Automate everything! The mantra of the real developer – I’d rather spend 2 hours automating a task than 30 minutes of repetitive typing! Continuous integration finally legitimizes that innate desire to automate during the development process.
Continuous Integration (CI) tools automate the application build process and automated tests on a regular interval (or on demand as code are checked in). This allows for frequent feedback on some of the basic aspects of quality and can improve confidence in the overall platform’s state moving towards a release.
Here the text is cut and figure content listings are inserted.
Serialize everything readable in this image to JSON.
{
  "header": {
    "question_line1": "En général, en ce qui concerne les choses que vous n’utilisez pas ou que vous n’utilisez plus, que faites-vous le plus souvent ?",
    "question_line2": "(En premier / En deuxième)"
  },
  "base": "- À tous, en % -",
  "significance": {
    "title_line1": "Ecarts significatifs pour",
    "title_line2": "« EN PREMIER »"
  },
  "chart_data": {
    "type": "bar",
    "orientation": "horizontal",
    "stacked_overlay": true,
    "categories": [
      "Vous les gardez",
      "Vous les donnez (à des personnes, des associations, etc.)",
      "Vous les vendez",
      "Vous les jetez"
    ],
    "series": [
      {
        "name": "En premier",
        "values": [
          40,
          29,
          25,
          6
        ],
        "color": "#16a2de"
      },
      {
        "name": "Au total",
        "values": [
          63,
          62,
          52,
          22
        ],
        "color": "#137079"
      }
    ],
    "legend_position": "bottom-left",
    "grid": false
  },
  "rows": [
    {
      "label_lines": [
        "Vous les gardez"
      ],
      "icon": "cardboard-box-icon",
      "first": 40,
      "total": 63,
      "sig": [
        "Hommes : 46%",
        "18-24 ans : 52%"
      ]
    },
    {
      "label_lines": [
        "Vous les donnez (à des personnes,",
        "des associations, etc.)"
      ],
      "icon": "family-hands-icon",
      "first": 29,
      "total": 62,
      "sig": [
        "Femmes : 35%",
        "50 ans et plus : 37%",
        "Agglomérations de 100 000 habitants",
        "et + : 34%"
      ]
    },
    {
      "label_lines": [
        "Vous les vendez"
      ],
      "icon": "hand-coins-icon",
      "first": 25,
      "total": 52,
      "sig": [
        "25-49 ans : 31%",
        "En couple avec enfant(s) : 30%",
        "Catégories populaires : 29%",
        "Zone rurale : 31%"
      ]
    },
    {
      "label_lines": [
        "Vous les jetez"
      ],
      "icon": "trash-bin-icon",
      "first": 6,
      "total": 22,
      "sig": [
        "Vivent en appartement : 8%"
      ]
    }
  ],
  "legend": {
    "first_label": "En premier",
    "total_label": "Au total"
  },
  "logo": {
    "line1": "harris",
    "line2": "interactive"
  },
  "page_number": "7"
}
In BI, continuous integration is especially helpful in detecting synchronization issues between data models, integration (ETL) code, semantic code (report models/universes) and reports.
CI tools generally have two parts, the controller and the scripting interface.
The controller manages builds and reports on successes and issues. Integration with the source control, issues management, and even the documentation management system are all useful features of the CI controller.
Effective CI tools:
- Can control all aspects of the build process through scripts, plug-ins, or black magic. If you have to sign in and pull a lever in the middle of a CI build, you’ve defeated the purpose.
- Report build breaks and test failures directly through the issues management/ticketing system with meaningful, useful messages.
- Are triggered by a variety of conditions, especially the commit of code into the source control system.
- Allow no-touch production builds that maintain the security envelope of the production system.
There are many open source and commercial CI tools and their features vary widely. None, as far as I know, are specific to BI, nor do they need to be. However, a nice user interface that helps out with the task of operating the ETL, BI delivery, DBMS, etc. tools is a nice way to go.
Tools I’ve run across, on the open source side:
- Apache Continuum
And in the commercial space:
- Atlassian Bamboo
- IBM Rational
- Microsoft Team Foundation Server (TFS)
Once again, I favor the Atlassian tool Bamboo, here simply because of its integration with the other Atlassian tools. So, if you don’t have JIRA or Confluence, ignore this. Bamboo is a very capable CI platform (although I think that Hudson and others are more configurable) with a beautiful user interface. Is supports remote job execution via remote agents and is competitively priced. And, getting it to create JIRA issues is a no-brainer.
That said, most CI tools are up to the task of automated builds. What you should be looking for is a tool that fits well within your overall environment and makes your team more productive through continuous feedback.